Some of these products, which go by names including GH Stak and Ageless Foundation, tout the same benefits as synthetic HGH.
"There seems to be increased marketing of these products around big events, like the Super Bowl and the Olympics," says Travis Tygart, CEO of the United States Anti-Doping Agency.
"We saw this at (the 2002 Winter Olympics in Salt Lake City), and several companies marketed these products again before the 2004 Summer Games.
"We knew these products were being shipped directly to athletes in '04. It wouldn't surprise me at all if it happens again this summer."
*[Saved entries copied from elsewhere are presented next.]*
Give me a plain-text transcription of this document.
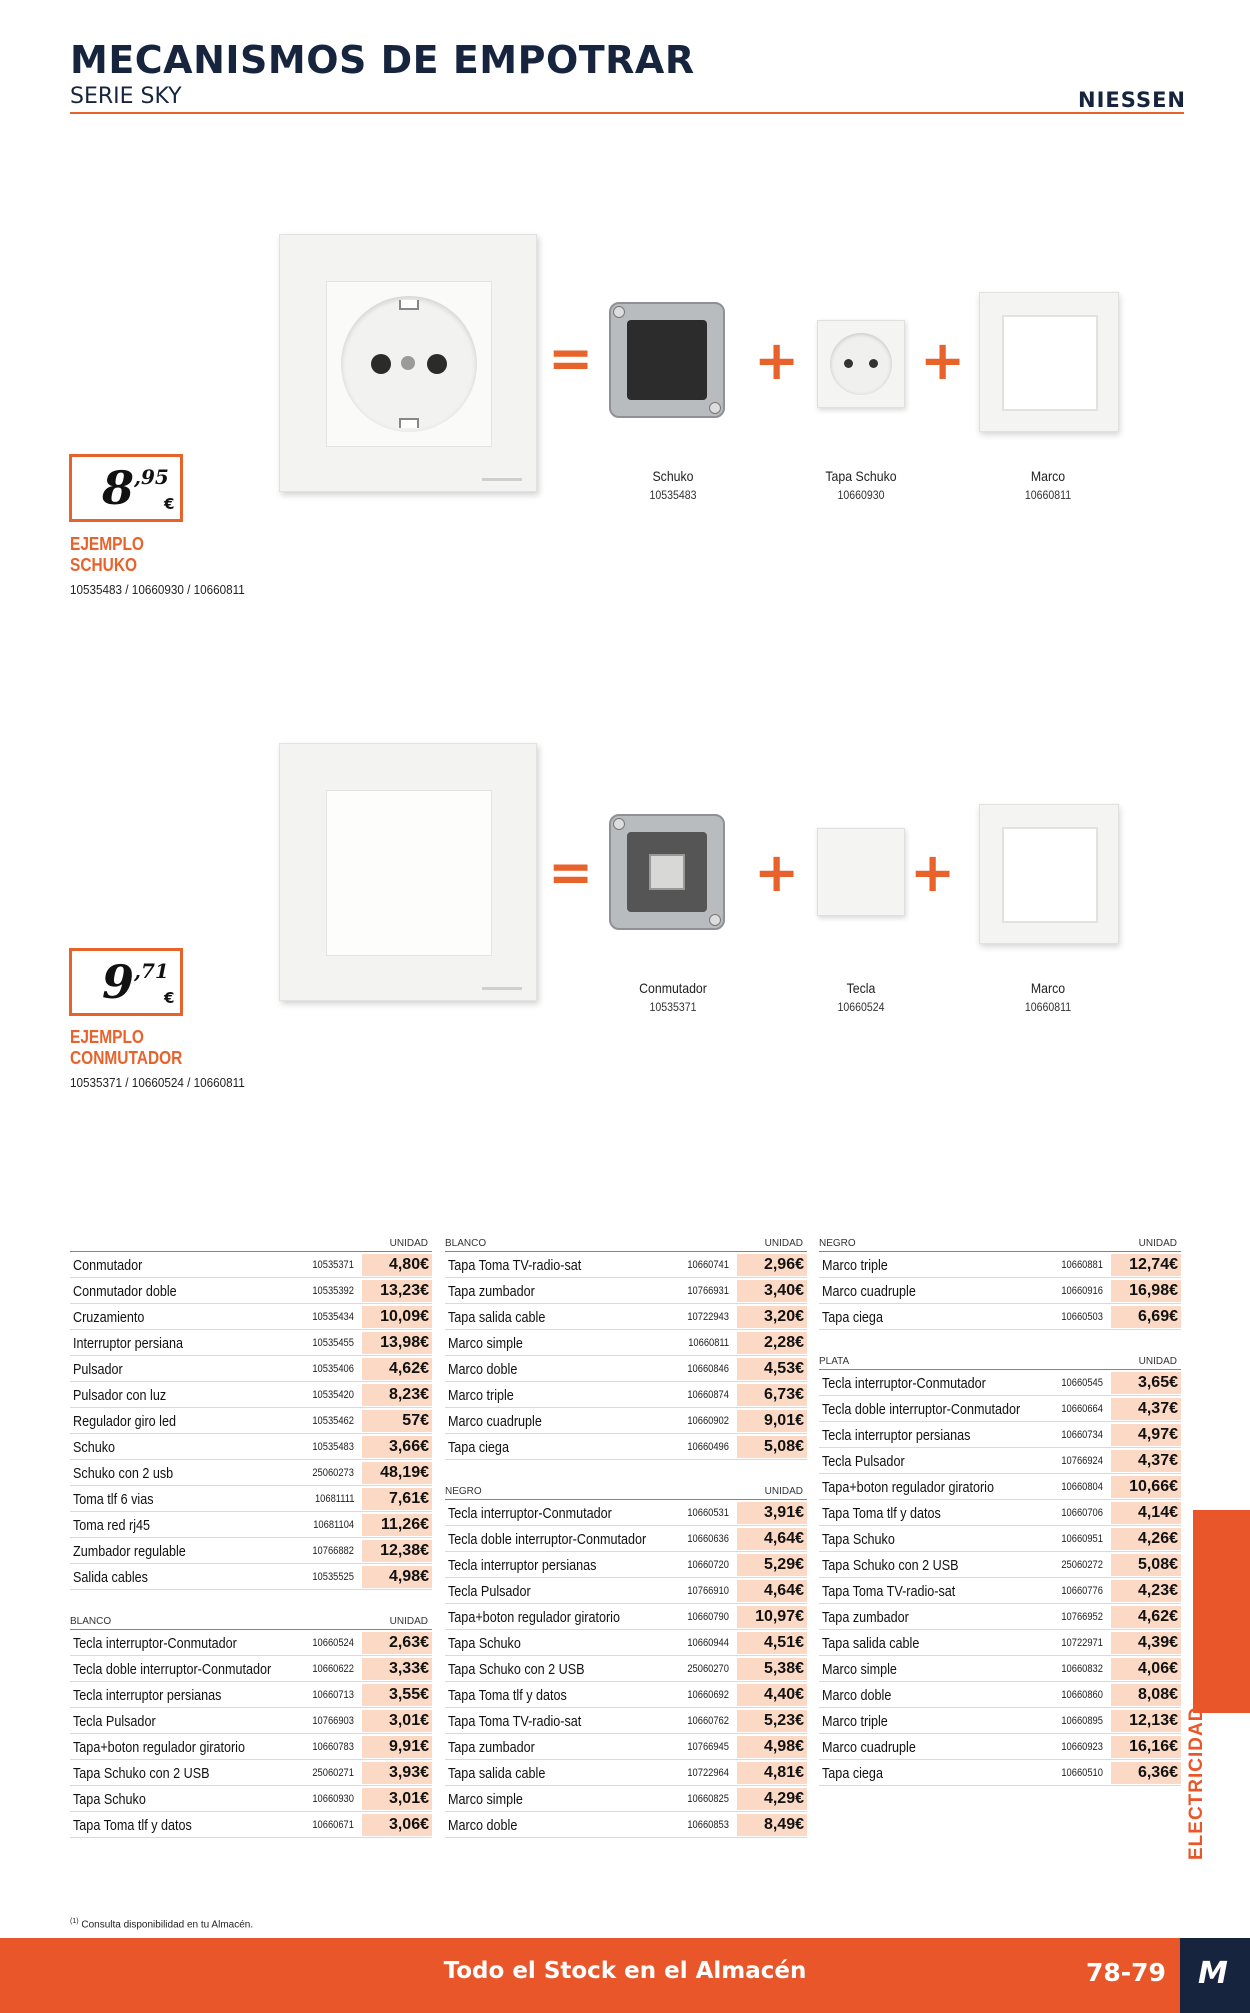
MECANISMOS DE EMPOTRAR
SERIE SKY	NIESSEN
=	+ +
Schuko
10535483
Tapa Schuko
10660930
Marco
10660811
8 ,95
€
EJEMPLO
SCHUKO
10535483 / 10660930 / 10660811
=	+ +
Conmutador
10535371
Tecla
10660524
Marco
10660811
9 ,71
€
EJEMPLO
CONMUTADOR
10535371 / 10660524 / 10660811
UNIDAD
Conmutador	10535371	4,80€
Conmutador doble	10535392	13,23€
Cruzamiento	10535434	10,09€
Interruptor persiana	10535455	13,98€
Pulsador	10535406	4,62€
Pulsador con luz	10535420	8,23€
Regulador giro led	10535462	57€
Schuko	10535483	3,66€
Schuko con 2 usb	25060273	48,19€
Toma tlf 6 vias	10681111	7,61€
Toma red rj45	10681104	11,26€
Zumbador regulable	10766882	12,38€
Salida cables	10535525	4,98€
BLANCO	UNIDAD
Tecla interruptor-Conmutador	10660524	2,63€
Tecla doble interruptor-Conmutador	10660622	3,33€
Tecla interruptor persianas	10660713	3,55€
Tecla Pulsador	10766903	3,01€
Tapa+boton regulador giratorio	10660783	9,91€
Tapa Schuko con 2 USB	25060271	3,93€
Tapa Schuko	10660930	3,01€
Tapa Toma tlf y datos	10660671	3,06€
BLANCO	UNIDAD
Tapa Toma TV-radio-sat	10660741	2,96€
Tapa zumbador	10766931	3,40€
Tapa salida cable	10722943	3,20€
Marco simple	10660811	2,28€
Marco doble	10660846	4,53€
Marco triple	10660874	6,73€
Marco cuadruple	10660902	9,01€
Tapa ciega	10660496	5,08€
NEGRO	UNIDAD
Tecla interruptor-Conmutador	10660531	3,91€
Tecla doble interruptor-Conmutador	10660636	4,64€
Tecla interruptor persianas	10660720	5,29€
Tecla Pulsador	10766910	4,64€
Tapa+boton regulador giratorio	10660790	10,97€
Tapa Schuko	10660944	4,51€
Tapa Schuko con 2 USB	25060270	5,38€
Tapa Toma tlf y datos	10660692	4,40€
Tapa Toma TV-radio-sat	10660762	5,23€
Tapa zumbador	10766945	4,98€
Tapa salida cable	10722964	4,81€
Marco simple	10660825	4,29€
Marco doble	10660853	8,49€
NEGRO	UNIDAD
Marco triple	10660881	12,74€
Marco cuadruple	10660916	16,98€
Tapa ciega	10660503	6,69€
PLATA	UNIDAD
Tecla interruptor-Conmutador	10660545	3,65€
Tecla doble interruptor-Conmutador	10660664	4,37€
Tecla interruptor persianas	10660734	4,97€
Tecla Pulsador	10766924	4,37€
Tapa+boton regulador giratorio	10660804	10,66€
Tapa Toma tlf y datos	10660706	4,14€
Tapa Schuko	10660951	4,26€
Tapa Schuko con 2 USB	25060272	5,08€
Tapa Toma TV-radio-sat	10660776	4,23€
Tapa zumbador	10766952	4,62€
Tapa salida cable	10722971	4,39€
Marco simple	10660832	4,06€
Marco doble	10660860	8,08€
Marco triple	10660895	12,13€
Marco cuadruple	10660923	16,16€
Tapa ciega	10660510	6,36€ ELECTRICIDAD
$^{(1)}$ Consulta disponibilidad en tu Almacén.
Todo el Stock en el Almacén	78-79 M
Because these HGH releasers are nothing more than readily available amino acids, the building blocks of protein, the products don't run afoul of federal law or the World Anti-Doping Agency (WADA).
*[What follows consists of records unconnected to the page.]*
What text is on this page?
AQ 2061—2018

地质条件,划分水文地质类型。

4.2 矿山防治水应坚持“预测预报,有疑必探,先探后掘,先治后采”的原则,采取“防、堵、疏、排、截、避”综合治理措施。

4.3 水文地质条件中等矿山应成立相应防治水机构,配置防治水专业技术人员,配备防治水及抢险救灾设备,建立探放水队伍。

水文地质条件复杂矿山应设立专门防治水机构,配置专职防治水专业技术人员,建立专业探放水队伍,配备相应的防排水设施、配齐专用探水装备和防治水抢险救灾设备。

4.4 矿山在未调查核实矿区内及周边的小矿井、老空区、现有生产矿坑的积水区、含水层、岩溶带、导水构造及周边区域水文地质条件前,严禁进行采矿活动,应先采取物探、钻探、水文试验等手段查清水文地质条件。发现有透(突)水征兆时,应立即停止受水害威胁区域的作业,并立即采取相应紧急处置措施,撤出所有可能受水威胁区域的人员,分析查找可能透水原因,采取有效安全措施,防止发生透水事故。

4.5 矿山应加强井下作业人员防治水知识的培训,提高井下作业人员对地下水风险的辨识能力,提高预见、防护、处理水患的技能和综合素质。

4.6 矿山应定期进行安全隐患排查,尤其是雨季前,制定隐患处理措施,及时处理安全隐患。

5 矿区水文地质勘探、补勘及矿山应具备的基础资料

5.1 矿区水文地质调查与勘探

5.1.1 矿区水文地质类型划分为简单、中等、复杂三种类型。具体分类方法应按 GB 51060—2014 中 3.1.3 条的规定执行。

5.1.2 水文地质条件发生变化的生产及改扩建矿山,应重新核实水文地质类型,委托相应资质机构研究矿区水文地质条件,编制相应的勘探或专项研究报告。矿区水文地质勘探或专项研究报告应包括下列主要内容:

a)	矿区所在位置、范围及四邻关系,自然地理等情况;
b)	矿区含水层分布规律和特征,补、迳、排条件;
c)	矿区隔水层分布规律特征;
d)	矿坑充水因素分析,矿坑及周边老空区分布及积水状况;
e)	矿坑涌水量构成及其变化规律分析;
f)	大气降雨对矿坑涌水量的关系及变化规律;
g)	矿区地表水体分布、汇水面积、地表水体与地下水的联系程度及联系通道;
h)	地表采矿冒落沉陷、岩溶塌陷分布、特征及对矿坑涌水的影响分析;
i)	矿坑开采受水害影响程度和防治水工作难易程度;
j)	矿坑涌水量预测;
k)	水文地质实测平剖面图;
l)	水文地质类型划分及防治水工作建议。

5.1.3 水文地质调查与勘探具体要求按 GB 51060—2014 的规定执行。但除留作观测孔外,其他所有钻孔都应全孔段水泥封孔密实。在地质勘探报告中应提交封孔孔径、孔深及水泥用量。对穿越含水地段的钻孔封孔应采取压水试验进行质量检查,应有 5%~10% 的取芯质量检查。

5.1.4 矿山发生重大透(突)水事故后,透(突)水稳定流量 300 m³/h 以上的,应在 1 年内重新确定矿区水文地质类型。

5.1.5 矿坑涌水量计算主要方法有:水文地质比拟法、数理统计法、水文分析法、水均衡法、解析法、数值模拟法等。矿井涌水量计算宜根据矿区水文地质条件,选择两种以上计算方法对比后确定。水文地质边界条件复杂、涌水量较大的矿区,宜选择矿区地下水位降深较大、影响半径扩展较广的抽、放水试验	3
"The HGH experts consulted by WADA strongly believe that amino acid preparations cannot stimulate the HGH release strongly and substantially enough to have a doping effect," WADA spokesman Frederic Donze says in an e-mail.
A recent study by Syracuse University professor J.A. Kanaley showed that the main ingredient in most food-supplement HGH releasers, arginine, can spur the body's production of HGH when taken orally, though the effects are slight and not long-lasting.
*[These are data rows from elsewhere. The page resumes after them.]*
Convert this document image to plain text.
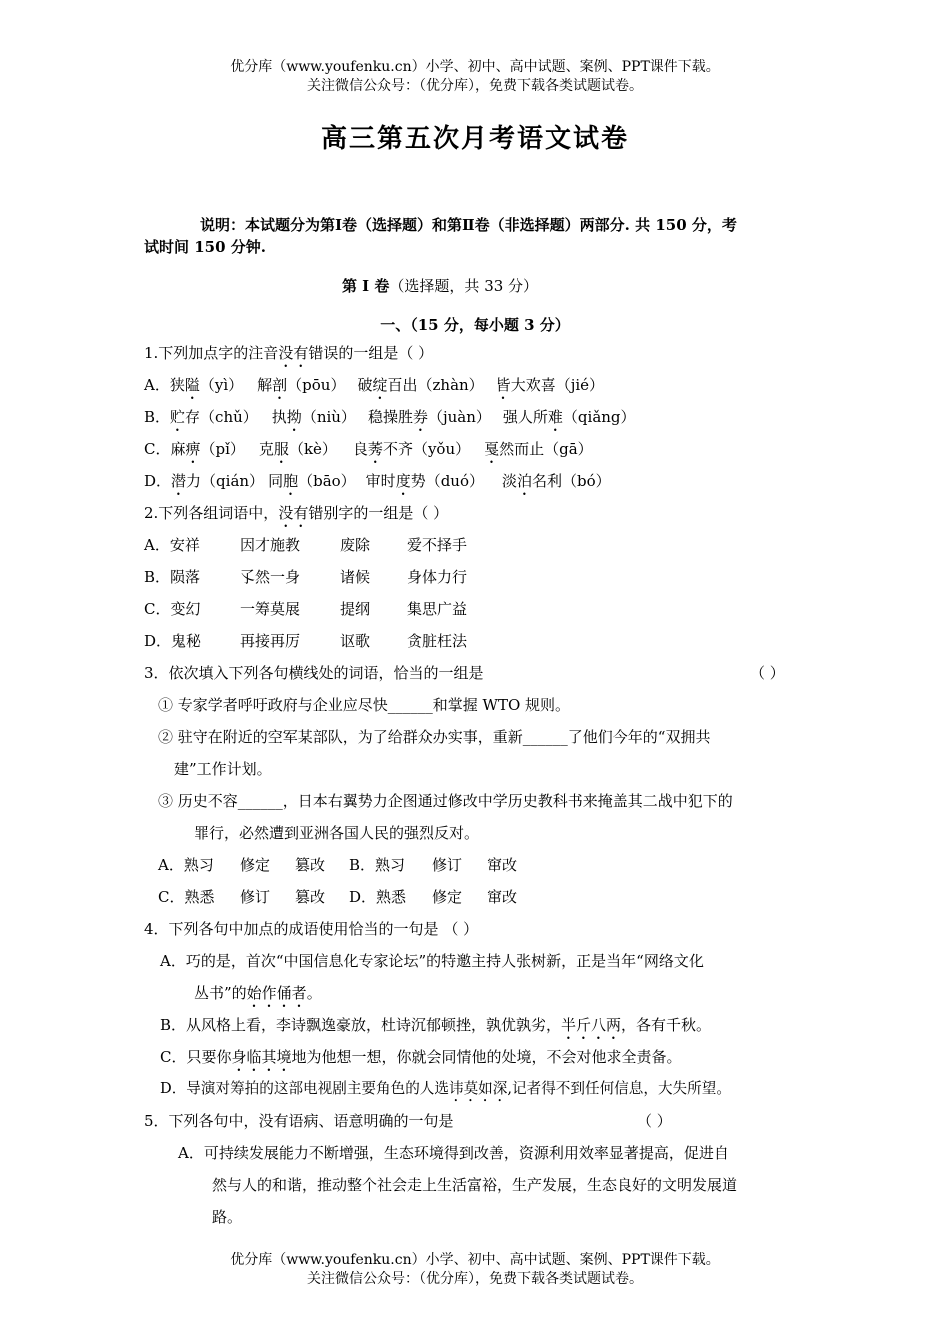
优分库（www.youfenku.cn）小学、初中、高中试题、案例、PPT课件下载。
关注微信公众号：（优分库），免费下载各类试题试卷。
高三第五次月考语文试卷
说明：本试题分为第Ⅰ卷（选择题）和第Ⅱ卷（非选择题）两部分. 共 150 分，考
试时间 150 分钟.
第 I 卷（选择题，共 33 分）
一、（15 分，每小题 3 分）
1.下列加点字的注音没有错误的一组是（ ）
A．狭隘（yì） 解剖（pōu） 破绽百出（zhàn） 皆大欢喜（jié）
B．贮存（chǔ） 执拗（niù） 稳操胜券（juàn） 强人所难（qiǎng）
C．麻痹（pǐ） 克服（kè） 良莠不齐（yǒu） 戛然而止（gā）
D．潜力（qián） 同胞（bāo） 审时度势（duó） 淡泊名利（bó）
2.下列各组词语中，没有错别字的一组是（ ）
A．安祥	因才施教	废除 爱不择手
B．陨落	孓然一身	诸候 身体力行
C．变幻	一筹莫展	提纲 集思广益
D．鬼秘	再接再厉	讴歌 贪脏枉法
3．依次填入下列各句横线处的词语，恰当的一组是	（ ）
① 专家学者呼吁政府与企业应尽快______和掌握 WTO 规则。
② 驻守在附近的空军某部队，为了给群众办实事，重新______了他们今年的“双拥共
建”工作计划。
③ 历史不容______，日本右翼势力企图通过修改中学历史教科书来掩盖其二战中犯下的
罪行，必然遭到亚洲各国人民的强烈反对。
A．熟习 修定 篡改 B．熟习 修订 窜改
C．熟悉 修订 篡改 D．熟悉 修定 窜改
4．下列各句中加点的成语使用恰当的一句是 （ ）
A．巧的是，首次“中国信息化专家论坛”的特邀主持人张树新，正是当年“网络文化
丛书”的始作俑者。
B．从风格上看，李诗飘逸豪放，杜诗沉郁顿挫，孰优孰劣，半斤八两，各有千秋。
C．只要你身临其境地为他想一想，你就会同情他的处境，不会对他求全责备。
D．导演对筹拍的这部电视剧主要角色的人选讳莫如深,记者得不到任何信息，大失所望。
5．下列各句中，没有语病、语意明确的一句是	（ ）
A．可持续发展能力不断增强，生态环境得到改善，资源利用效率显著提高，促进自
然与人的和谐，推动整个社会走上生活富裕，生产发展，生态良好的文明发展道
路。
优分库（www.youfenku.cn）小学、初中、高中试题、案例、PPT课件下载。
关注微信公众号：（优分库），免费下载各类试题试卷。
The effectiveness of arginine is reduced when combined immediately with exercise, but most HGH-releaser supplements advise taking the product before bedtime.
Gary Wadler, chairman of WADA's Prohibited List and Methods Subcommittee, says to get a sustained HGH boost from such supplements, somebody would have to ingest such massive quantities that it would lead to a severe upset stomach or diarrhea.
That might not stop elite athletes, according to Nathan Piasecki, a member of the U.S. Greco-Roman wrestling team until a urine sample collected by USADA in January 2007 showed he'd tested positive for anti-estrogenic agents and a steroid. A USADA announcement in October said Piasecki established that the positive test stemmed from his use of the over-the-counter food supplement 6-OXO, manufactured by Ergopharm.
"I feel most elite athletes are pretty scientific in their training," says Piasecki, whose two-year ban ends in February. "They know what's legal, and if (a supplement) makes them feel good, I have no doubt they'd continue to use it even if there were some bad side effects.
"Once you get to that level, you're going to do whatever possible to get something extra."
The U.S. Food and Drug Administration -- which has limited authority to investigate supplement companies after the passage of the Dietary Supplement Health and Education Act of 1994 -- hasn't cracked down on the maker of a food-supplement HGH releaser since 1999. FDA spokeswoman Susan Cruzan says the agency looks at all food supplement products on a case-by-case basis.
PayPal, the online payment company owned by eBay, doesn't take the same approach. It prevents customers from purchasing HGH-releaser supplements, even if they are legal.
"If the product is marketed and claims to 'act like' or have the same effects as a prescription or illegal drug, we also generally prohibit it," PayPal spokeswoman Charlotte Hills says in an e-mail.